Synopsis (Goodreads): When a young American research assistant is killed by a lion, three people are devastated – Jed Banks, an American Special Forces soldier serving in Afghanistan; Professor Christine Wallis, a wildlife researcher in South Africa; and Hassan bin Zayid, a hotel magnate in Zambia. The victim, Miranda Banks-Lewis, was their daughter, protegee and lover respectively. Desperate to find out what happened to Miranda, Jed and Christine set out on a perilous journey of discovery. Forced to pit themselves against the continent’s dangers, they will also learn shocking truths about the woman they thought they knew.
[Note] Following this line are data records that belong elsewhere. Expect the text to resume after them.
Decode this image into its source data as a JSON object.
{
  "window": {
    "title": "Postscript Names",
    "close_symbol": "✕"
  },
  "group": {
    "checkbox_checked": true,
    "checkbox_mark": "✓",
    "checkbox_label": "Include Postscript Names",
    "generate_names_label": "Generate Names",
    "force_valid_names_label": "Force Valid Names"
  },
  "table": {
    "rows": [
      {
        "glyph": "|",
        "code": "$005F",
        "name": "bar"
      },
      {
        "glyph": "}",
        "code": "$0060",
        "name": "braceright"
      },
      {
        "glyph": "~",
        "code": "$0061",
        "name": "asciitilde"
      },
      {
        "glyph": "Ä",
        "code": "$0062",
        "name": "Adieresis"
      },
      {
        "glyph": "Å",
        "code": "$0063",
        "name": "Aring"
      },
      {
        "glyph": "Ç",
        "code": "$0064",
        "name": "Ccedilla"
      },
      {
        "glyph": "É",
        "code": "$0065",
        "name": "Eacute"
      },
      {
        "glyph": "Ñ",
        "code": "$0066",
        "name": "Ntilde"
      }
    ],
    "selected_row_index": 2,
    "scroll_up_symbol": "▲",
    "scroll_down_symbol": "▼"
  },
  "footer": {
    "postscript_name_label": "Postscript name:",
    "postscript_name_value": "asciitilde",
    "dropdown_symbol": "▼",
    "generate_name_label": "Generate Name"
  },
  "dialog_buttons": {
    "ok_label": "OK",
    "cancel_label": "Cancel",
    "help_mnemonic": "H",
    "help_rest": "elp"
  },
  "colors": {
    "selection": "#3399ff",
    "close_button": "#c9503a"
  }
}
There are many arguments for not finishing a book once you’ve started it, and while I acknowledge and accept them, I rarely give up on a book once I’ve started. There are exceptions I can count off on one hand, and this book I have to say came pretty darn close. It is a definite candidate for the worst book I have ever read (although Outlander still edges it out on certain levels), so let’s just say this review is going to be my good deed for the day because if I can spare you the pain of reading it, I consider my job done.
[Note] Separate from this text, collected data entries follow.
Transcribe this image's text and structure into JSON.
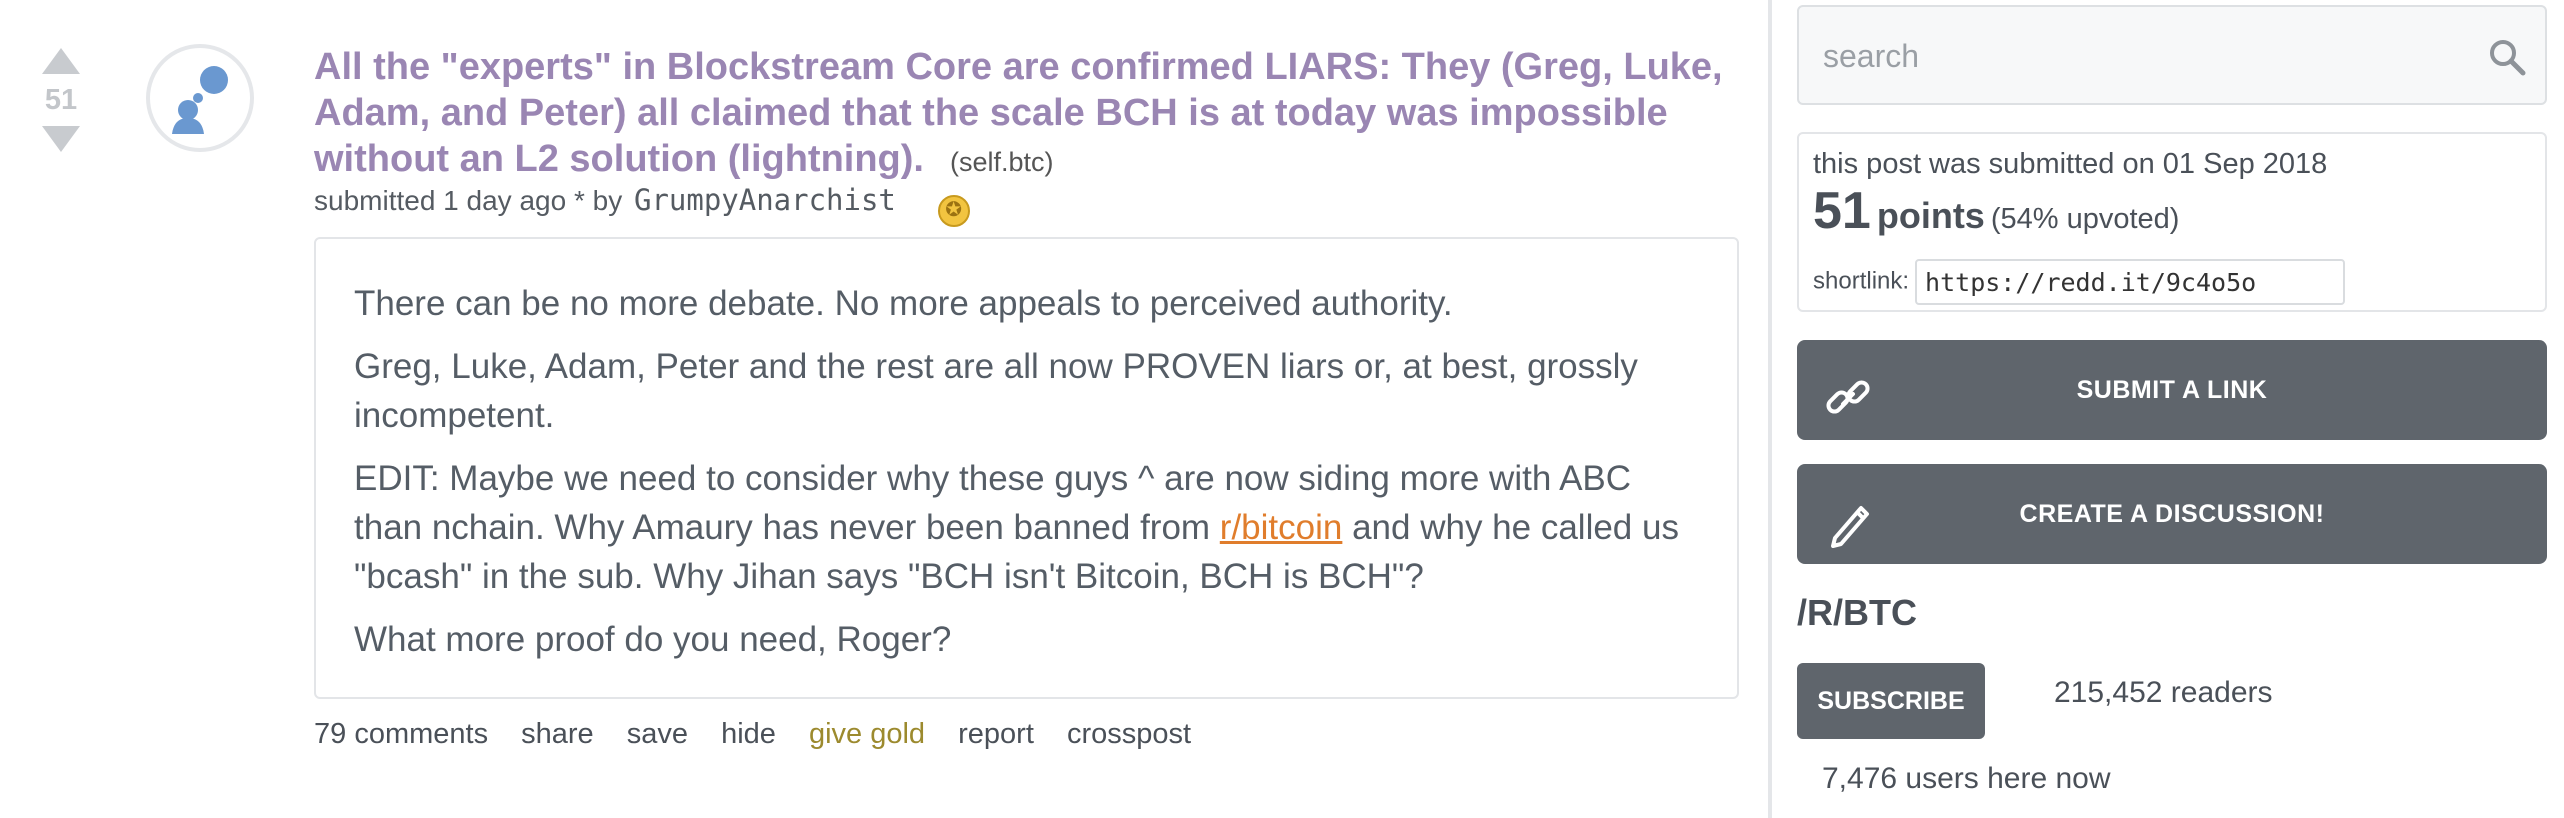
{
  "post": {
    "score": "51",
    "title": "All the \"experts\" in Blockstream Core are confirmed LIARS: They (Greg, Luke, Adam, and Peter) all claimed that the scale BCH is at today was impossible without an L2 solution (lightning).",
    "domain": "(self.btc)",
    "tagline_prefix": "submitted 1 day ago * by",
    "author": "GrumpyAnarchist",
    "body": {
      "p1": "There can be no more debate. No more appeals to perceived authority.",
      "p2": "Greg, Luke, Adam, Peter and the rest are all now PROVEN liars or, at best, grossly incompetent.",
      "p3_before": "EDIT: Maybe we need to consider why these guys ^ are now siding more with ABC than nchain. Why Amaury has never been banned from ",
      "p3_link": "r/bitcoin",
      "p3_after": " and why he called us \"bcash\" in the sub. Why Jihan says \"BCH isn't Bitcoin, BCH is BCH\"?",
      "p4": "What more proof do you need, Roger?"
    },
    "buttons": {
      "comments": "79 comments",
      "share": "share",
      "save": "save",
      "hide": "hide",
      "give_gold": "give gold",
      "report": "report",
      "crosspost": "crosspost"
    }
  },
  "sidebar": {
    "search_placeholder": "search",
    "submitted_on": "this post was submitted on 01 Sep 2018",
    "points": "51",
    "points_word": "points",
    "upvoted": "(54% upvoted)",
    "shortlink_label": "shortlink:",
    "shortlink": "https://redd.it/9c4o5o",
    "submit_link": "SUBMIT A LINK",
    "create_discussion": "CREATE A DISCUSSION!",
    "subreddit": "/R/BTC",
    "subscribe": "SUBSCRIBE",
    "readers": "215,452 readers",
    "online": "7,476 users here now"
  },
  "colors": {
    "title": "#9a86b3",
    "link": "#e07d2c",
    "gold": "#9c8a2e",
    "sidebar_button": "#5f656c"
  },
  "icons": [
    "upvote-arrow-icon",
    "downvote-arrow-icon",
    "self-post-thumbnail-icon",
    "award-icon",
    "search-icon",
    "link-icon",
    "pencil-icon"
  ]
}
I’m going to struggle to keep this from turning into a full-scale rant, so I apologise in advance if it does descend to that level. When this book was recommended to me and I read the synopsis, it did appeal to me – Zambia is a country I recently visited and fell in love with, especially the sunsets on the river. I therefore welcomed the chance to revisit the country in literary form, hoping this would be adventure fiction of the Wilbur Smith variety (big fan!). After all, good authors and well-written books can really evoke a sense of time and place, reading being a means of going places when we have to stay where we are.
Sadly, it was not to be. The writing was terrible with over-explanations and irrelevant detail that got in the way of the pace of the plot, and was equal parts awkward and irritating. Little or no credit for intelligence was accorded to the reader – it almost felt like the author was writing for an alien from outer space. The icing on the cake (and honestly speaking the point at which I should have stopped reading) was when I realised that the voices of one of the characters in the book was that of the lions. Uhm…W.T.F? The other characters didn’t fare any better. They were two-dimensional and unimaginative stereotypes – your atypical US Special Forces soldier, an undercover CIA agent cum lion researcher, an annoying but idealistic reporter and a Muslim terrorist.
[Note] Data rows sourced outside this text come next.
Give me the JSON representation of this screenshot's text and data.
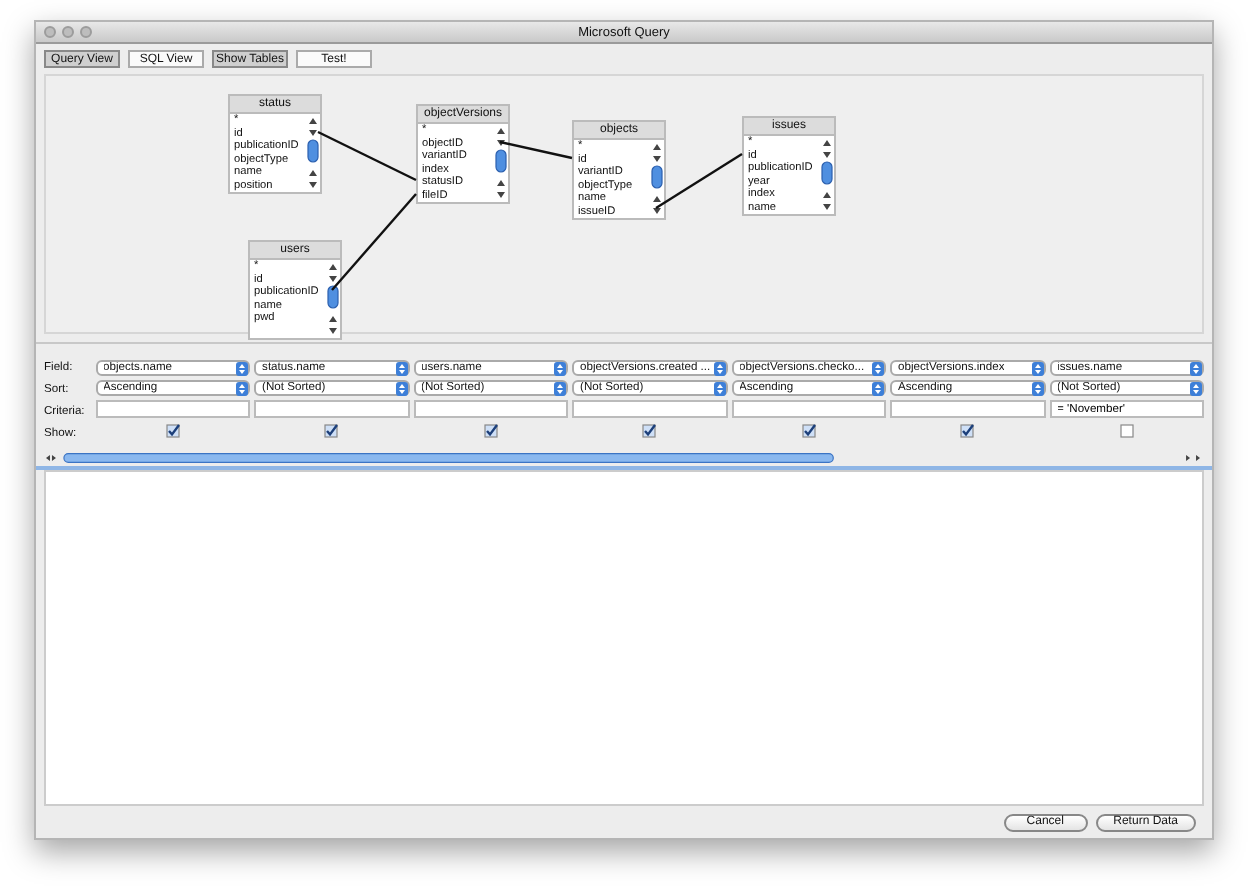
{
  "window": {
    "title": "Microsoft Query"
  },
  "toolbar": [
    {
      "label": "Query View",
      "selected": true
    },
    {
      "label": "SQL View",
      "selected": false
    },
    {
      "label": "Show Tables",
      "selected": true
    },
    {
      "label": "Test!",
      "selected": false
    }
  ],
  "tables": [
    {
      "name": "status",
      "fields": [
        "*",
        "id",
        "publicationID",
        "objectType",
        "name",
        "position"
      ]
    },
    {
      "name": "objectVersions",
      "fields": [
        "*",
        "objectID",
        "variantID",
        "index",
        "statusID",
        "fileID"
      ]
    },
    {
      "name": "objects",
      "fields": [
        "*",
        "id",
        "variantID",
        "objectType",
        "name",
        "issueID"
      ]
    },
    {
      "name": "issues",
      "fields": [
        "*",
        "id",
        "publicationID",
        "year",
        "index",
        "name"
      ]
    },
    {
      "name": "users",
      "fields": [
        "*",
        "id",
        "publicationID",
        "name",
        "pwd"
      ]
    }
  ],
  "criteria_grid": {
    "row_labels": [
      "Field:",
      "Sort:",
      "Criteria:",
      "Show:"
    ],
    "columns": [
      {
        "field": "objects.name",
        "sort": "Ascending",
        "show": true
      },
      {
        "field": "status.name",
        "sort": "(Not Sorted)",
        "show": true
      },
      {
        "field": "users.name",
        "sort": "(Not Sorted)",
        "show": true
      },
      {
        "field": "objectVersions.created ...",
        "sort": "(Not Sorted)",
        "show": true
      },
      {
        "field": "objectVersions.checko...",
        "sort": "Ascending",
        "show": true
      },
      {
        "field": "objectVersions.index",
        "sort": "Ascending",
        "show": true
      },
      {
        "field": "issues.name",
        "sort": "(Not Sorted)",
        "criteria": "= 'November'",
        "show": false
      }
    ]
  },
  "buttons": [
    "Cancel",
    "Return Data"
  ]
}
In persevering however, I did get a lot of practice rolling my eyes, especially as the plot got ridiculously twisted and I kept feeling bogged down in verbose and irrelevant over-explanatory flashbacks. The author did manage to wrap up everything really neatly all things considered over the last 80 pages or so, although even there I felt like as much as he wanted to pick up the pace toward an exciting climax, he could have maybe done it in 50 fewer pages? The bad guy gets eaten by lions, the good guys live and find love, and live happily ever after. Sorry – was I supposed to say spoiler alert?
Clearly, I’ve also failed in my attempts to not descend into a rant, but there you have it. Avoid.